25. Sandiwara

118K 2.7K 49
                                    

Pssstt...

Soraya meringis, kala melihat laki-laki di depannya yang sudah tak berbentuk lagi. Entah mengapa, itu terlihat keren di matanya. Meski mentari belum tiba, ia tahu siapa yang di depannya kini.

Irfan, iya. Laki-laki itulah yang tadi dikeroyok oleh dua pemuda yang sok tangguh yang malah membuatnya jijik ingin muntah. Untung saja tadi polisi cepat datang, jika tidak, mungkin Irfan sudah tiada. Dan dirinya tetap mencari aman, dengan dia yang bersembunyi di balik semak.

Setelah mobil polisi membawa ketiga orang itu. Soraya kemudian mengendarai motornya menuju rumah. Sebenarnya ia berniat untuk datang langsung ke rumah Tasha, tapi, ini masih dini hari. Orang-orang masih tidur. Mending ia datang pagi saja.

"Oke, gue pulang dulu.

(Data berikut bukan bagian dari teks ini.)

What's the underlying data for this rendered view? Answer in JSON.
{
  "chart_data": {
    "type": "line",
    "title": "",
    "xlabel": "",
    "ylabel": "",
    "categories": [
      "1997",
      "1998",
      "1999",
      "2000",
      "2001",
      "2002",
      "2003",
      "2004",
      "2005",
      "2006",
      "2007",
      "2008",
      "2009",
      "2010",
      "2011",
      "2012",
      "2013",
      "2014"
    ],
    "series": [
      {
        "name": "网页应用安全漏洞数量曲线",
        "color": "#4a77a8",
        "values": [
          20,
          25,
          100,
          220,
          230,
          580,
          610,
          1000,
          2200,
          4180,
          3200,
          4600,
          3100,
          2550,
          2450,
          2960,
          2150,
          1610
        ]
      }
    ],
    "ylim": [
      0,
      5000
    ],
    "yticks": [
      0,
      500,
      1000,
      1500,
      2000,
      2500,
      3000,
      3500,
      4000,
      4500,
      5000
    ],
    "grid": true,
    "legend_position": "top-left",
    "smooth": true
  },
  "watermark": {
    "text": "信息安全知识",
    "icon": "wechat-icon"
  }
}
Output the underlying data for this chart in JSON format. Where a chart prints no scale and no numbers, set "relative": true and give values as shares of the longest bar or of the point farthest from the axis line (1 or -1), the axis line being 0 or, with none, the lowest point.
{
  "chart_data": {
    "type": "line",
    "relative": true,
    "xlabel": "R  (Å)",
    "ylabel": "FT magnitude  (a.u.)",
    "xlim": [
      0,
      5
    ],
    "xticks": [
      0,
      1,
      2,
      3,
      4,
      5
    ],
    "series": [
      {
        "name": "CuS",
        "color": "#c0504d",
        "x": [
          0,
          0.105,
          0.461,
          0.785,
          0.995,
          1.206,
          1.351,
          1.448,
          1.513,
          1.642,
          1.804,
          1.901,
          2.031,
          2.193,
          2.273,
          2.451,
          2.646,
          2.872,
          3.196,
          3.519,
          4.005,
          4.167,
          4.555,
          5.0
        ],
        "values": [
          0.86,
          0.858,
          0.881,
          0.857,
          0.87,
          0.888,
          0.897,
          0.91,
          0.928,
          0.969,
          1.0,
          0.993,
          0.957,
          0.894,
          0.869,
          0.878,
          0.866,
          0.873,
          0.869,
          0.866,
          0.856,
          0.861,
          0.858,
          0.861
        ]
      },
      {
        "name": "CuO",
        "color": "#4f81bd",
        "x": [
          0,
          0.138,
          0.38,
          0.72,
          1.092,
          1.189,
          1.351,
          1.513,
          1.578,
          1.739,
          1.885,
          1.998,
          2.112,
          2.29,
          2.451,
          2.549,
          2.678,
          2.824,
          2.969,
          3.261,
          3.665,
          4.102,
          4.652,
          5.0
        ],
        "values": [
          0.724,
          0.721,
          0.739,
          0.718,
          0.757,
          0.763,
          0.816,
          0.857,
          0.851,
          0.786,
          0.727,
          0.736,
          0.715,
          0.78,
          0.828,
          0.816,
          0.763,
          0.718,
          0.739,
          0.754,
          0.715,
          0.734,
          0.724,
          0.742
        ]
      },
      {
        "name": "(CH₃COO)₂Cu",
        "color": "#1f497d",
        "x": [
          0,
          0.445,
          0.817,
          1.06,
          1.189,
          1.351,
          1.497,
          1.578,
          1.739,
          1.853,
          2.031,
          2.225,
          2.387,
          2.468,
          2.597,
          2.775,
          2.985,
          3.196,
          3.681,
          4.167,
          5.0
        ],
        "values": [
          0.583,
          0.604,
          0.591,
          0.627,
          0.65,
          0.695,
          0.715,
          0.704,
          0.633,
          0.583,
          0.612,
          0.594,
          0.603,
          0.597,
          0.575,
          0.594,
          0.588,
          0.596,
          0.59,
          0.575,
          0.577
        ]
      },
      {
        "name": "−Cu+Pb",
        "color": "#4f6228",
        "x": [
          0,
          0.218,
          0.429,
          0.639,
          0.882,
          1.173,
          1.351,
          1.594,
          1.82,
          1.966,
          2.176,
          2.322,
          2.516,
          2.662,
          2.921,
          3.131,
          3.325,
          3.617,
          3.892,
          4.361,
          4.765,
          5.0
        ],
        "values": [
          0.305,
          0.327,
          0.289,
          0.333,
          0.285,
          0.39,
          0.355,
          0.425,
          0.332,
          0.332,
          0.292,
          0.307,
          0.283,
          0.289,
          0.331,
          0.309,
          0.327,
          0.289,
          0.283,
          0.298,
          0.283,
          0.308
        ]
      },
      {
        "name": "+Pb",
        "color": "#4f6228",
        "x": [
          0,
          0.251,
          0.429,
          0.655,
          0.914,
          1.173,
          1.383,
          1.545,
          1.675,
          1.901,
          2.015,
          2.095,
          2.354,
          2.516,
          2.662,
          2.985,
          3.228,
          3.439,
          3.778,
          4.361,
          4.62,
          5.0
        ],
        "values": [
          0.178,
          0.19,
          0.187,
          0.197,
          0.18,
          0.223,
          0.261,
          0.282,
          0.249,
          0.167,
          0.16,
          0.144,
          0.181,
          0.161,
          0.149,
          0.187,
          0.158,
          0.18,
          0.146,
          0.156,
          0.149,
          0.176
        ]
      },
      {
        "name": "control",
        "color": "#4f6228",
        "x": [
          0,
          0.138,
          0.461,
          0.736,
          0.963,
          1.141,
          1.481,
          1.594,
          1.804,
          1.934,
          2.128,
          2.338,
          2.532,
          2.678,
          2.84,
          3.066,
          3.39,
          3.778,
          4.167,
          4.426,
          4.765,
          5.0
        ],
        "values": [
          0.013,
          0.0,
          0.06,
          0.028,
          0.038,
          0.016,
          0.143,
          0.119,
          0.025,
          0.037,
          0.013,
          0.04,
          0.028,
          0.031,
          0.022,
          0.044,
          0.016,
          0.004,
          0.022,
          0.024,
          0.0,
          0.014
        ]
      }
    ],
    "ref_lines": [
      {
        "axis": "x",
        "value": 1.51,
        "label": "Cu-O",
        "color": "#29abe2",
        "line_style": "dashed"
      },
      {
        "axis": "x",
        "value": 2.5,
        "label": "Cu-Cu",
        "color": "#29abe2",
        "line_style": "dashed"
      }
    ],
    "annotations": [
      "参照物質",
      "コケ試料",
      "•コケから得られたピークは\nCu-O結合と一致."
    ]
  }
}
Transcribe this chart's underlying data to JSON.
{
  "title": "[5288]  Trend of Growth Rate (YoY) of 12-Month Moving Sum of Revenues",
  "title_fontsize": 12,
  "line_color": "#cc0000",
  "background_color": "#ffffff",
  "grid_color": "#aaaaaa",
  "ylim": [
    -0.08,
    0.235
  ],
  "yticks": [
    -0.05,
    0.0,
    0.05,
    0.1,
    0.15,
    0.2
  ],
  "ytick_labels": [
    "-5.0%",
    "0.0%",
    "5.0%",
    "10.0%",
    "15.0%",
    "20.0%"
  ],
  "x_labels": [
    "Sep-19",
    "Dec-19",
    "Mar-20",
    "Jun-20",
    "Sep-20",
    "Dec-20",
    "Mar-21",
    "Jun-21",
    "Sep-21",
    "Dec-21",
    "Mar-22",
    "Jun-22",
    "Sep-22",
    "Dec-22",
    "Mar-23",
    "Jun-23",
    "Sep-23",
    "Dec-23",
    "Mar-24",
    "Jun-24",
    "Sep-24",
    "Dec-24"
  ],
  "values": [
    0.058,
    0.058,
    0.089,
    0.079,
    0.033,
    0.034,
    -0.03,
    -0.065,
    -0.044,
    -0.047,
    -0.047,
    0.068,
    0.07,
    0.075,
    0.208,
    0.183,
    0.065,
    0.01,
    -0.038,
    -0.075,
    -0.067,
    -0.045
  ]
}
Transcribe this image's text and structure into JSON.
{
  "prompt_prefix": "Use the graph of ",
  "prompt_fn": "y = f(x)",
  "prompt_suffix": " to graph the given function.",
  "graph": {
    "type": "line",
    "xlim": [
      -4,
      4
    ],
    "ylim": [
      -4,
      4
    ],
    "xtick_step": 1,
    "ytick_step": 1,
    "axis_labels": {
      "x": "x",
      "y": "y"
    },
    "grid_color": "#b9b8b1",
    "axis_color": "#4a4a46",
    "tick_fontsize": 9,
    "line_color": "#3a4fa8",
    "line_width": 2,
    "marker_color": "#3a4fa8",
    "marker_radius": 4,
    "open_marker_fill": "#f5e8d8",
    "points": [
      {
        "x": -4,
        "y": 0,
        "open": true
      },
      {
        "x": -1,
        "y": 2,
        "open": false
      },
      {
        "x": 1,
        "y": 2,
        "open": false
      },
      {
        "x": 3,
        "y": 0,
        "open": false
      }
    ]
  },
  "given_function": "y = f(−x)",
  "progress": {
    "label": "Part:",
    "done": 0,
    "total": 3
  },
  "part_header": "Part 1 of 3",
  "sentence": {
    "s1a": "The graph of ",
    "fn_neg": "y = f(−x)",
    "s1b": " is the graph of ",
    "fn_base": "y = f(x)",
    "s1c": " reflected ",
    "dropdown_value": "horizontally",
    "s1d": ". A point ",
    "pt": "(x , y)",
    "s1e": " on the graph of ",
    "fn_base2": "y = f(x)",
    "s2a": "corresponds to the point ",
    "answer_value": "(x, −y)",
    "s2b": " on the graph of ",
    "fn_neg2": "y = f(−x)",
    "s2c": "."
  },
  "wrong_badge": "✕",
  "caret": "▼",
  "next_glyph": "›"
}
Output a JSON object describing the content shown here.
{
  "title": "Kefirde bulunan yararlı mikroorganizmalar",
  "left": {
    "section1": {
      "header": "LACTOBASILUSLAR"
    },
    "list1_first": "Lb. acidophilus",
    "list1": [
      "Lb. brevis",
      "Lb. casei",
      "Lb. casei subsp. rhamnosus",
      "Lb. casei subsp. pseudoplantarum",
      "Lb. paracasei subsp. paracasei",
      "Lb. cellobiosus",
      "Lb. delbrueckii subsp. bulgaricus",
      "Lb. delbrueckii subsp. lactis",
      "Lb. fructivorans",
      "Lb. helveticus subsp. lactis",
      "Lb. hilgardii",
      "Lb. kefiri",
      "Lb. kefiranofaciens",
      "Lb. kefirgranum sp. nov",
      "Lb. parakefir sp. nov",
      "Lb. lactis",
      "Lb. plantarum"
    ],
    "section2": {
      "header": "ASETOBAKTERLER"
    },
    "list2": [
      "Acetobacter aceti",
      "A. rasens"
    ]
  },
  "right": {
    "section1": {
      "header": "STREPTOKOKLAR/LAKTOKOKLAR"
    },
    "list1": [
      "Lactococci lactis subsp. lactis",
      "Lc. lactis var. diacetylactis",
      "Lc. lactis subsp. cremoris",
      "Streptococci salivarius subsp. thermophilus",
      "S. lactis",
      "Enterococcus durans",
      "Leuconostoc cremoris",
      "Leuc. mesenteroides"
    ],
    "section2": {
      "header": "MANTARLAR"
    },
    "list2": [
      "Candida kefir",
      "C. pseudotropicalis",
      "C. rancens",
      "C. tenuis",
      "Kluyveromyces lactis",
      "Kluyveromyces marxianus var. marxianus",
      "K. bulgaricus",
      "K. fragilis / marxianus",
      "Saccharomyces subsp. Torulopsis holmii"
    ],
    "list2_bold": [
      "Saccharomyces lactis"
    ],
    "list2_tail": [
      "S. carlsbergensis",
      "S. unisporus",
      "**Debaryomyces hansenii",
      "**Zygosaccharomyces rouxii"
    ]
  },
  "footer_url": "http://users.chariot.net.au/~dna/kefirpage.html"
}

Duh serem juga ni tempat," ujar Soraya bermonolog dengan dirinya sendiri.

Di perjalanan, ia telah menyusun rencana sebaik mungkin untuk besok. Semoga saja kedua laki-laki busuk itu bisa dihukum mati. Laki-laki bajingan yang memandang remeh keperawanan perempuan hanyalah sampah. Lagipula hukuman untuk para pemerkosa masih tergolong ringan, jadi, yasudahlah. Dunia memang memang kejam.

Drrrttt...

Soraya berdecak sebal ketika ponsel di sakunya bergetar. Sambil membuka kunci pintu rumahnya, ia mengecek siapa penelponnya. Ternyata adiknya Tasha. Segera ia mengangkat telpon lalu menempelkan ke telinga.

"Halo, Salsa, kenapa?"

Terdengar suara tangisan dari ujung sana. Soraya mengernyitkan dahi, bingung karena Salsa menelponnya hanya untuk mendengar tangisan bocah itu di tengah malam seperti ini. Tampaknya anak itu sedang bercanda. Tapi dia tidak tertawa, yang ada malah menangis sesegukan seperti menahan sakit hati saat ditinggal pacar pas lagi sayang-sayangnya.

"Lo kenapa si? Kalo lo nangis, gue matiin ni?!" ancam Soraya yang ternyata mampu sedikit meredakan tangisan Salsa.

"Kak Aya, ka...kak a...ku kritis," ujar Salsa terbata-bata lalu kembali melanjutkan tangisannya.

Raya kembali mengernyit.

Kritis?!

"Yaudah, lo sekarang di rumah sakit mana?"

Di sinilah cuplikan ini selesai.